Certaines conditions exceptionnelles donnent parfois lieu à des moments que l’on n’est pas prêt d’oublier. Le concert du 13 février présenté à la Maison symphonique par les Productions GFN fait incontestablement partie de ces moments-là. Au programme, les requiems de Fauré et Duruflé interprétés par seulement douze choristes professionnels de l’Ensemble vocal Arts-Québec (trois par pupitre) sous la direction de Francis Choinière. Seul autre musicien sur scène, Jonathan Oldengarm contrôlait les jeux de l’orgue Pierre-Béique à distance. Mais, vous l’aurez compris, tout n’était pas qu’une question de chiffres.
Compte tenu de la taille minimale de l’effectif, chaque choriste occupait un rôle de quasi-soliste. Dans le Requiem de Fauré, les voix des trois ténors se sont particulièrement bien mariées ensemble pour offrir une belle cohésion de groupe et faire ressortir les magnifiques lignes mélodiques de ce chef-d’œuvre. Les véritables parties de solistes ont été remarquablement exécutées par le baryton Dominique Côté et la mezzo-soprano Marie-Andrée Mathieu ainsi que la soprano Dorothéa Ventura dans les premiers instants de l’In paradisum. Au-delà de la maîtrise vocale de chacune et chacun, ce qui a frappé avant tout, c’est l’humilité des interprètes face à l’œuvre des compositeurs, leur recueillement au service de la musique. Ainsi, la valeur du sacré a été préservée et profondément respectée.

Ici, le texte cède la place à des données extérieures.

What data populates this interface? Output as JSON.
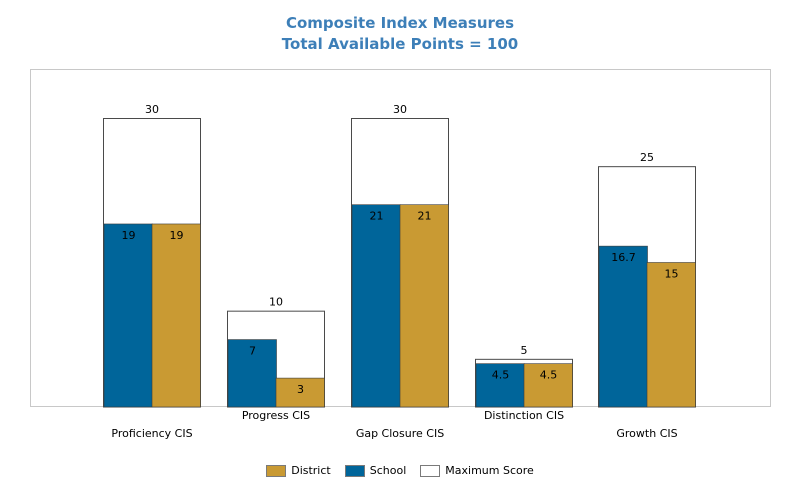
{
  "chart_data": {
    "type": "bar",
    "title": "Composite Index Measures",
    "subtitle": "Total Available Points = 100",
    "categories": [
      "Proficiency CIS",
      "Progress CIS",
      "Gap Closure CIS",
      "Distinction CIS",
      "Growth CIS"
    ],
    "maximum": {
      "name": "Maximum Score",
      "values": [
        30,
        10,
        30,
        5,
        25
      ],
      "labels": [
        "30",
        "10",
        "30",
        "5",
        "25"
      ]
    },
    "series": [
      {
        "name": "School",
        "values": [
          19,
          7,
          21,
          4.5,
          16.7
        ],
        "labels": [
          "19",
          "7",
          "21",
          "4.5",
          "16.7"
        ]
      },
      {
        "name": "District",
        "values": [
          19,
          3,
          21,
          4.5,
          15
        ],
        "labels": [
          "19",
          "3",
          "21",
          "4.5",
          "15"
        ]
      }
    ],
    "ylim": [
      0,
      30
    ],
    "grid": false,
    "legend_position": "bottom-center",
    "legend": [
      "District",
      "School",
      "Maximum Score"
    ]
  },
  "colors": {
    "school": "#00659a",
    "district": "#c99a33",
    "maximum_fill": "#ffffff",
    "maximum_stroke": "#4a4a4a",
    "title": "#3d7fb8"
  }
}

L’ensemble vocal s’est montré tout aussi irréprochable dans l’interprétation du Requiem de Duruflé, beaucoup plus exigeant techniquement et rythmiquement. Les solos étaient également plus difficiles à négocier: tantôt plus aigus pour le baryton, tantôt plus graves pour la mezzo-soprano. De son côté, l’organiste a réussi à traverser sans encombre les nombreux passages de virtuosité.

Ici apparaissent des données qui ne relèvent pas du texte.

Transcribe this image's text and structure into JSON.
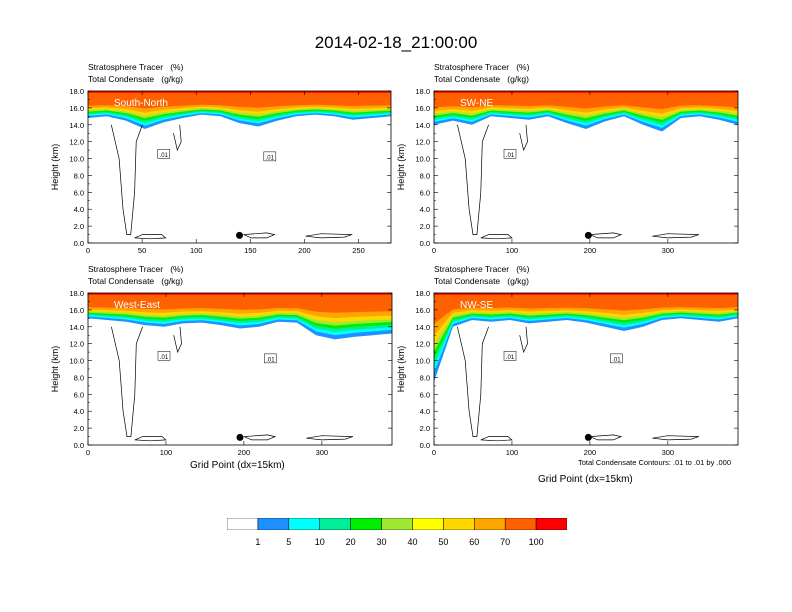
{
  "title": "2014-02-18_21:00:00",
  "panel_header": {
    "line1": "Stratosphere Tracer   (%)",
    "line2": "Total Condensate   (g/kg)"
  },
  "y_axis_label": "Height (km)",
  "x_axis_label": "Grid Point (dx=15km)",
  "footnote": "Total Condensate Contours: .01 to .01 by .000",
  "y_ticks": [
    "0.0",
    "2.0",
    "4.0",
    "6.0",
    "8.0",
    "10.0",
    "12.0",
    "14.0",
    "16.0",
    "18.0"
  ],
  "colorbar": {
    "labels": [
      "1",
      "5",
      "10",
      "20",
      "30",
      "40",
      "50",
      "60",
      "70",
      "100"
    ],
    "colors": [
      "#ffffff",
      "#1e90ff",
      "#00ffff",
      "#00ee9a",
      "#00ee00",
      "#a0e832",
      "#ffff00",
      "#ffd700",
      "#ffa500",
      "#ff6000",
      "#ff0000"
    ]
  },
  "chart_data": [
    {
      "type": "heatmap",
      "cross_section": "South-North",
      "title": "Stratosphere Tracer (%) / Total Condensate (g/kg)",
      "ylabel": "Height (km)",
      "xlabel": "",
      "xlim": [
        0,
        280
      ],
      "ylim": [
        0,
        18
      ],
      "x_ticks": [
        0,
        50,
        100,
        150,
        200,
        250
      ],
      "marker_x": 140,
      "tropopause_km": [
        14.8,
        15.0,
        14.5,
        13.5,
        14.3,
        14.8,
        15.2,
        15.0,
        14.2,
        13.8,
        14.5,
        15.0,
        15.2,
        15.0,
        14.6,
        14.8,
        15.0
      ],
      "contour_labels": [
        ".01",
        ".01"
      ]
    },
    {
      "type": "heatmap",
      "cross_section": "SW-NE",
      "title": "Stratosphere Tracer (%) / Total Condensate (g/kg)",
      "ylabel": "Height (km)",
      "xlabel": "",
      "xlim": [
        0,
        390
      ],
      "ylim": [
        0,
        18
      ],
      "x_ticks": [
        0,
        100,
        200,
        300
      ],
      "marker_x": 198,
      "tropopause_km": [
        14.0,
        14.5,
        14.0,
        15.0,
        14.8,
        14.6,
        15.0,
        14.2,
        13.5,
        14.4,
        15.0,
        14.0,
        13.2,
        14.8,
        15.0,
        14.6,
        14.0
      ],
      "contour_labels": [
        ".01"
      ]
    },
    {
      "type": "heatmap",
      "cross_section": "West-East",
      "title": "Stratosphere Tracer (%) / Total Condensate (g/kg)",
      "ylabel": "Height (km)",
      "xlabel": "Grid Point (dx=15km)",
      "xlim": [
        0,
        390
      ],
      "ylim": [
        0,
        18
      ],
      "x_ticks": [
        0,
        100,
        200,
        300
      ],
      "marker_x": 195,
      "tropopause_km": [
        15.0,
        14.8,
        14.6,
        14.2,
        14.0,
        14.4,
        14.5,
        14.2,
        13.8,
        14.0,
        14.6,
        14.5,
        13.0,
        12.5,
        12.8,
        13.0,
        13.2
      ],
      "contour_labels": [
        ".01",
        ".01"
      ]
    },
    {
      "type": "heatmap",
      "cross_section": "NW-SE",
      "title": "Stratosphere Tracer (%) / Total Condensate (g/kg)",
      "ylabel": "Height (km)",
      "xlabel": "Grid Point (dx=15km)",
      "xlim": [
        0,
        390
      ],
      "ylim": [
        0,
        18
      ],
      "x_ticks": [
        0,
        100,
        200,
        300
      ],
      "marker_x": 198,
      "tropopause_km": [
        7.5,
        14.0,
        14.8,
        14.6,
        14.8,
        14.4,
        14.6,
        14.8,
        14.5,
        14.0,
        13.5,
        14.0,
        14.8,
        15.0,
        14.8,
        14.6,
        15.0
      ],
      "contour_labels": [
        ".01",
        ".01"
      ]
    }
  ]
}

On peut aimer ou ne pas aimer la musique de ce compositeur, mais celle-ci mérite d’être écoutée au moins une fois dans sa vie tant elle offre un mélange original de chants grégoriens et contemporains, ces derniers venant à s’imposer sur le reste. Et comme certains films d’auteurs de la même époque, soit au milieu du XXe siècle, l’œuvre finit de manière inattendue. De ce point de vue, on peut se demander s’il n’aurait pas été préférable d’inverser l’ordre des requiems et finir en beauté par le Fauré.